Find the difference between the sum of the squares of the first one hundred natural numbers and the square of the sum.

– Project Euler Problem 6

So, apparently my brother has joined me on my Project Euler solving quest. You can see his Delphi solution on his blog. My C# solution, you can find below 🙂

Solution

This problem is quite straight forward so I turned to Linq and used some obvious brute force:

var numbers = Enumerable.Range(1, 100); var answer = numbers.Sum() *
numbers.Sum() - numbers.Aggregate(0, (sum, n) => sum + n * n);

This gives the answer, in 0 ms, around 2-3000 ticks.

Take 2

However, my brother went further and found some pretty smart optimizations. Had to have a look at those of course and see if I could make sense of those too. It all boils down to expansion of power summations.

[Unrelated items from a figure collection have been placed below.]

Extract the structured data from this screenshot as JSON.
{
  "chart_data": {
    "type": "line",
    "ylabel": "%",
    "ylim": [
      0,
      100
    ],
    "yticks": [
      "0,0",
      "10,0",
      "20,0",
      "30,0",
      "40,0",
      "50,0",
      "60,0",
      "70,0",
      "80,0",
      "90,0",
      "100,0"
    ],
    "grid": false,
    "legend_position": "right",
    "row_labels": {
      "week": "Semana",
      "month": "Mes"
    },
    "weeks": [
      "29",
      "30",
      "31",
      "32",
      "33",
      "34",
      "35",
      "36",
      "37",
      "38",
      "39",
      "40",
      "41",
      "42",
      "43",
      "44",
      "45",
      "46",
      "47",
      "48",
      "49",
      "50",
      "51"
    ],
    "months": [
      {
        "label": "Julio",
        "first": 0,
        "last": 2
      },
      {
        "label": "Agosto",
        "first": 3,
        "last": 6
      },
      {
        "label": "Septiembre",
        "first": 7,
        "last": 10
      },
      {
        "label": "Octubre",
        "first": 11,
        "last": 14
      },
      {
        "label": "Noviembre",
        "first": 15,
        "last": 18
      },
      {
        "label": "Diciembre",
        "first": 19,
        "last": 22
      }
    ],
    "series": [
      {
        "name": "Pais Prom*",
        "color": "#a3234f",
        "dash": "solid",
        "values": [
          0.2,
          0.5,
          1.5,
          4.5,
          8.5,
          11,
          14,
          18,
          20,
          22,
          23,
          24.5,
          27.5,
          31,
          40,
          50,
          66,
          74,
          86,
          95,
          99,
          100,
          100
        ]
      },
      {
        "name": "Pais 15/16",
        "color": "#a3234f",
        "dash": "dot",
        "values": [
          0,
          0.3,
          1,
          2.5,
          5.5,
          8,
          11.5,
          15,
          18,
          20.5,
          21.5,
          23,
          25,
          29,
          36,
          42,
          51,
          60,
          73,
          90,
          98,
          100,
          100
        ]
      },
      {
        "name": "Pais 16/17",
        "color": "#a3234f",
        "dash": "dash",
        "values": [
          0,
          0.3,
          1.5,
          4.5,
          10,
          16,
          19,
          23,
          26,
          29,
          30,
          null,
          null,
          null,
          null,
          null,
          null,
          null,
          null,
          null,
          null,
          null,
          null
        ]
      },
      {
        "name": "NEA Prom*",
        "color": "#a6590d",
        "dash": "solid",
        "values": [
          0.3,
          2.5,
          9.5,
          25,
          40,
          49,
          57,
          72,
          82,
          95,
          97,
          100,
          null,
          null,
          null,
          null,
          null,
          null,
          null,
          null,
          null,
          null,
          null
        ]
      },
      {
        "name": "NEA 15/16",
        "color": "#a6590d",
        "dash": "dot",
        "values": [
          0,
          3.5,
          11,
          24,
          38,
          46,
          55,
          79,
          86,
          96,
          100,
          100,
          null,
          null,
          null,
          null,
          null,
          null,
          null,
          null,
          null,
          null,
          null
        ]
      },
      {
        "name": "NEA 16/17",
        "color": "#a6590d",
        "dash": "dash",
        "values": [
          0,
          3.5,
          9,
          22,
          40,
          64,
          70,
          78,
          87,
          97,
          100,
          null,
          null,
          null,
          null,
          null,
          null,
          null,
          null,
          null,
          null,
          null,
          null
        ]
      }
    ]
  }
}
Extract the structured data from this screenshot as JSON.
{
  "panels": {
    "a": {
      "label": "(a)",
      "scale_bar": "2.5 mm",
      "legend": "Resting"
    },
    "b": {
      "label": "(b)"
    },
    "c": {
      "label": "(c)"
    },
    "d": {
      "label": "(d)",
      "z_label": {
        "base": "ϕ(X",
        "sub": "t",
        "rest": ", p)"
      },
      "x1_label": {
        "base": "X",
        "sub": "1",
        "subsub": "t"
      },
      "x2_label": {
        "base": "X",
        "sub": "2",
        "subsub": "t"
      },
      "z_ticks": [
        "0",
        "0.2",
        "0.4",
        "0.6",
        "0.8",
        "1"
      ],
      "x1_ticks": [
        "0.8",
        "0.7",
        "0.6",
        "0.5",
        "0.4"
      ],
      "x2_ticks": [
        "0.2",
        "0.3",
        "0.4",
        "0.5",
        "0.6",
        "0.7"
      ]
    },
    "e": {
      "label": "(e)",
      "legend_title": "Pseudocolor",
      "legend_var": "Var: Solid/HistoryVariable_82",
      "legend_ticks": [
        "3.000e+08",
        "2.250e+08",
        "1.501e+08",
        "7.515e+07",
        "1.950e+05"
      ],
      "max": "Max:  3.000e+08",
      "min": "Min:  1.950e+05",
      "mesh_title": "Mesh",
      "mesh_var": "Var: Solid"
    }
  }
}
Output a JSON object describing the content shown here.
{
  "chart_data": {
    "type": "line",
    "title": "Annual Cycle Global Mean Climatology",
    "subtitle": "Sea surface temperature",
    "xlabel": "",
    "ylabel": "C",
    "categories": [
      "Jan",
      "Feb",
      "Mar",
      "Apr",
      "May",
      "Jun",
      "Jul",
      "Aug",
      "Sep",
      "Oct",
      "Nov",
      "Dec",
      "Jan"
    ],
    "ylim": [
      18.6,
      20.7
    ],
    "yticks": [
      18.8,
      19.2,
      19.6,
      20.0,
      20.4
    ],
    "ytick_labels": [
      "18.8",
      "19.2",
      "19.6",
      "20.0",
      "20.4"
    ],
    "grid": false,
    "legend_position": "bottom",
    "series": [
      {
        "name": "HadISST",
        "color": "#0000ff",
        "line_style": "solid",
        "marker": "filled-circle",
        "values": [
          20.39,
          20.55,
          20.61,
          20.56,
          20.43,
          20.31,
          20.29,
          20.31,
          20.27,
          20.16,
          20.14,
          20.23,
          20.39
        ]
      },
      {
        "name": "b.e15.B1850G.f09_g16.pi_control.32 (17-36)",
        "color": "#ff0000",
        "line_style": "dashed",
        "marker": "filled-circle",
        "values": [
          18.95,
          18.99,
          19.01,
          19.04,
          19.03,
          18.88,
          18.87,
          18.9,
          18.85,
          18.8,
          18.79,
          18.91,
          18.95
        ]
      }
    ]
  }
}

$$\sum\limits_{(k = 1)}^n k^m$$

The Euler problem we are trying to solve here can be described mathematically like this:

$$\left(\sum\limits_{(k = 1)}^{100}k\right)^2 - \sum\limits_{(k = 1)}^{100} k^2$$

In other words, the answer can be found very easily if we have the formulas for m=1 and m=2. And that we do:

$$\begin{align*} \sum\limits_{k=1}^n k &= 1+2+3+\ldots+n=\frac{n^2+n}{2}=\frac{1}{2}n^2+\frac{1}{2}n \\ \sum\limits_{k=1}^n k^2 &= 1+4+9+\ldots+n^2 = \frac{n(n+1)(2n+1)}{6} = \frac{1}{3}n^3+\frac{1}{2}n^2+\frac{1}{6}n \end{align*}$$

Turning those into two C# methods is quite easy and we can find our answer like so:

static ulong SumExpansion1(ulong n)
{
    return (n * n + n) / 2;
}

static ulong SumExpansion2(ulong n)
{
    return n * (n + 1) * (2 * n + 1) / 6;
}

var answer = SumExpansion1(100) * SumExpansion1(100) - Numbers.SumExpansion2(100);

That also takes 0 ms, but we are down to around 2-300 ticks. So, compared to the brute force solution, this only takes 10% of the time. Awesome ^_^

Take 2.5

The formula can actually be simplified a bit if we bring out our math skills. Not that my math skills really deserve being called skills, but anyways 😛

$$\begin{align*} \left(\sum\limits_{k=1}^{100}k\right)^2 - \sum\limits_{k=1}^{100} k^2 &= \left(\frac{n^2}{2}+\frac{n}{2}\right)^2 - \left(\frac{n^3}{3}+\frac{n^2}{2}+\frac{n}{6}\right) \\ &= \Bigl(\frac{n^2}{2}\Bigr)^2 + 2\Bigl(\frac{n^2}{2}\Bigr)\Bigl(\frac{n}{2}\Bigr) + \Bigl(\frac{n}{2}\Bigr)^2 - \Bigl(\frac{n^3}{3}\Bigr) - \Bigl(\frac{n^2}{2}\Bigr) - \Bigl(\frac{n}{6}\Bigr) \\ &= \frac{n^4}{4} + \frac{2n^3}{4} + \frac{n^4}{4} - \frac{n^3}{3} - \frac{n^2}{2} - \frac{n}{6} \\ &= \frac{3n^4+2n^3-3n^2-2n}{12} \end{align*}$$

Now, our answer can be found like this:

const ulong n = 100;
var answer =  (3*n*n*n*n + 2*n*n*n - 3*n*n - 2*n) / 12;

Which, compared to take 2, takes about half the time. Around 150 ticks. 😎

Alright... done with this one now...